La recherche doit être située au cœur de la vie universitaire ; elle doit être comprise comme le support principal de l’identité de l’université et en assurer la visibilité aux niveaux national et international.
Plus que jamais, en cette période où chaque université devra lutter pour préserver sa place dans un contexte régi par une concurrence accrue entre établissements, le Conseil Scientifique de l’université doit redevenir le lieu d’élaboration réfléchie, concertée, d’une politique de recherche entendue comme élément vital de l’identité et de la force de l’université. Le Conseil Scientifique doit être un organe de pilotage et de prévision, visant à construire un projet d’avenir autour d’axes forts.
Ces axes émergeront d’une articulation entre trois niveaux :
a) les ressources et les compétences de notre université.
b) les partenaires les plus directs de l’université au sein du PRES (MSHA, CNRS, autres universités, IUFM).
c) les institutions impliquées dans l’orientation de la recherche aux niveaux régional, national et international (Conseil régional, ANR, programmes européens).
La question de la recherche dans les universités de Sciences Humaines et Sociales, particulièrement à Bordeaux 3, doit être posée à partir d’un constat, général et local, en prenant en compte, dans le contexte lié à la loi LRU, des mutations prévisibles et en dressant un bilan des fonctionnements passés.
Un fonctionnement éthique
1/ Cesser de réduire le Conseil Scientifique à une instance réunie a minima pour gérer le saupoudrage du BQR, les aides aux centres de recherches, aux équipes émergentes, les soutiens aux revues. Il ne doit plus être cette instance où les primes ou promotions des chercheurs de rang A sont attribuées sans discussion transparente ni critères nets déterminés collégialement, mais à partir de dossiers présélectionnés par des commissions dépourvues de légitimité. L’activité scientifique de l’université doit cesser d’être gérée à court terme en fonction de logiques administratives sans vision politique globale.

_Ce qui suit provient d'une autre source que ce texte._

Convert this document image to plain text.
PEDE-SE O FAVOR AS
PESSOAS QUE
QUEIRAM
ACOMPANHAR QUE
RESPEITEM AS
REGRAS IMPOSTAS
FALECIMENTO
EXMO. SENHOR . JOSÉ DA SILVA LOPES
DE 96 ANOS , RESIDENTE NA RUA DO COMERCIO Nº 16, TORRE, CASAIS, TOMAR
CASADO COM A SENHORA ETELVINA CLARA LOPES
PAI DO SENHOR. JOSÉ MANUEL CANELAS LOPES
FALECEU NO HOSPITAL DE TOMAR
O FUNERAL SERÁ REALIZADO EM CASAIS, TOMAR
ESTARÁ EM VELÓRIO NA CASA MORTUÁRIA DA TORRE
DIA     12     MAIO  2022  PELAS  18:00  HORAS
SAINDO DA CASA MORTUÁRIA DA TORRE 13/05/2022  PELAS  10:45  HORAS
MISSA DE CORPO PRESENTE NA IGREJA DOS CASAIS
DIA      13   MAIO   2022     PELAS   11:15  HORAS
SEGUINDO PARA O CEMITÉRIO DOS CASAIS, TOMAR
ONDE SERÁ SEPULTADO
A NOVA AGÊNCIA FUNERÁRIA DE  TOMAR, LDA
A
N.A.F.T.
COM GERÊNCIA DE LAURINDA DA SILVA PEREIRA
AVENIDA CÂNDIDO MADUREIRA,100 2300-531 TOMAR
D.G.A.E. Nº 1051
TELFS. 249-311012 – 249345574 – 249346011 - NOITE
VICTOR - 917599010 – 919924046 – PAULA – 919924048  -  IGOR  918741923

Désormais, le Conseil Scientifique se réunira régulièrement, autant de fois que nécessaire pour réfléchir à l’orientation et à la structuration de la politique de recherche de l’université. Il aura aussi pour mission, à partir d’un état des lieux, de faire émerger des axes de recherche notamment au moment de la préparation du contrat quadriennal, préparation qui devra s’envisager bien en amont. Ce travail devra s’effectuer en concertation avec les responsables d’équipes ainsi que les membres du Conseil de l’Ecole Doctorale.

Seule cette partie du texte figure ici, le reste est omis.